Pipelines have clear entrances and exits for a reason; they showcase how data transformation is a sequential operation that is composed of several stages which, themselves, can be pipelines and so on ad infinitum.

However, most people get told to write fast programs by parallelising them out of the box. Parallelisation should be seen as a scaling technique, it allows us to oversee how fast we can make the straight line first and where dependencies lay, and then we can trivially parallelise the isolate parts. It should always be safe to work on multiple chunks by scaling a stage horizontally, and in turn it should be easy to work on multiple raw inputs by horizontally scaling the pipelines themselves. As noted, we can also parallelise the throughput oriented cases, which may run in tandem, even though only one will be chosen or used subsequently later on the pipeline. And lastly, we can parallelise the stages themselves, in what is known as “pipeline parallelism”, where each stage does what work it can in isolation until it needs to block on the stage before it for more input to process.

At the instruction level, this is exactly what SIMD et. al. do; Single Instruction Multiple Data allows strips of data to be processed in true parallel at the hardware level as there are no shared dependencies. All we are saying here in this section is that we can take this same thinking to a systems level to identify where we may or may not need to take advantage of immutability for isolation-safe sharing of data, or conversely pay the tax of lock contention for consistency of reads and writes on solitary allocations of shared memory.
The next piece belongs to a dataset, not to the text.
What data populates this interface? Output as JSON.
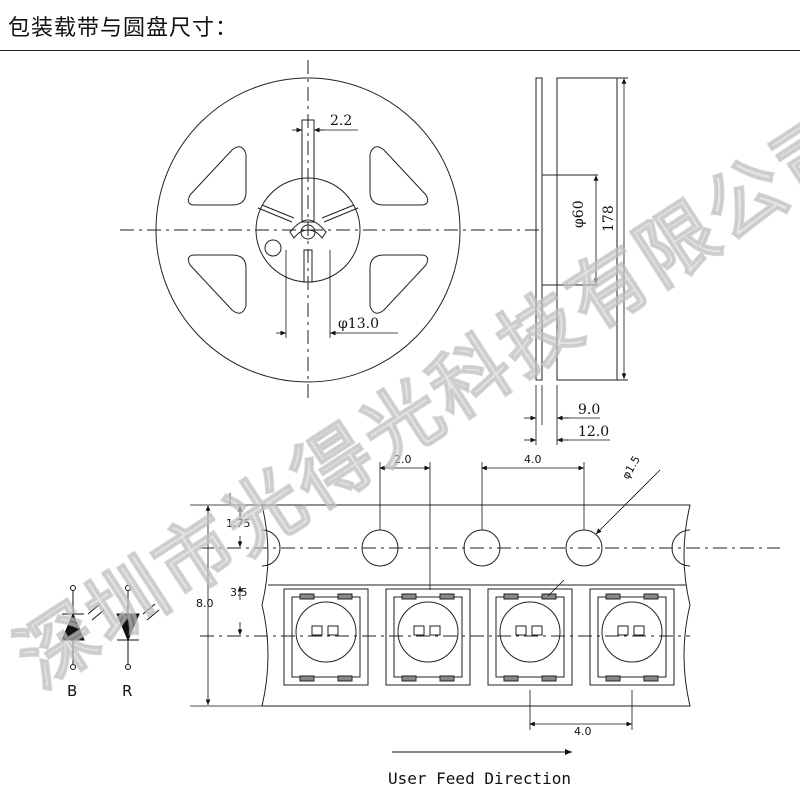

The other advantage of designing things in terms of a pipeline, or any system for that matter, is how it allows us to clearly identify where we want to put instrumentation to help guide us after the implementation of the system is complete. This means we can think about how we are going to profile and benchmark our code from the start, and be able to observe, i.e. ask questions of, the system as it continues to run.

Instrumentation is often an afterthought. If we include it as part of implementation stage, then it may be unclear if what we are instrumenting is worthwhile, although we may be unduly smug in the sense that we are collecting some kind of metrics. If we, instead, focus on instrumentation as a thought bubble with respect to the design of the system, we can better see where, and therefore what, instrumentation should be plugged in.


Learning about patterns of systems has been wildly more effective a way to view performance tuning heuristics and principles, as well as understanding “algorithms and data structures” through the lens that they are patterns themselves, is wildly more effective than learning specific implementations as it allows you to do what we just did where we can see how specific principles apply to the design in question.

Pipelines are such a common trope, whether it’s the stages of a compiler, a graphics rendering engine, or a query interface for a database, that knowing why they are amenable for solid performance design, and not just optimisation after-the-fact, is worth revisiting over and over again. In my mind, these foundations form the basis of lots of other performance discussions and changes. Knowing why you want to do something allows you to work with intent, and working with intent in relation to performance means you aren’t taking wild stabs in the dark at what may or may not work. It isn’t to say all these principles can blindly lead to results, but having a mental model for a system of how your code is designed will allow you to think about performance for the model rather than getting bogged down initially with the specifics of code.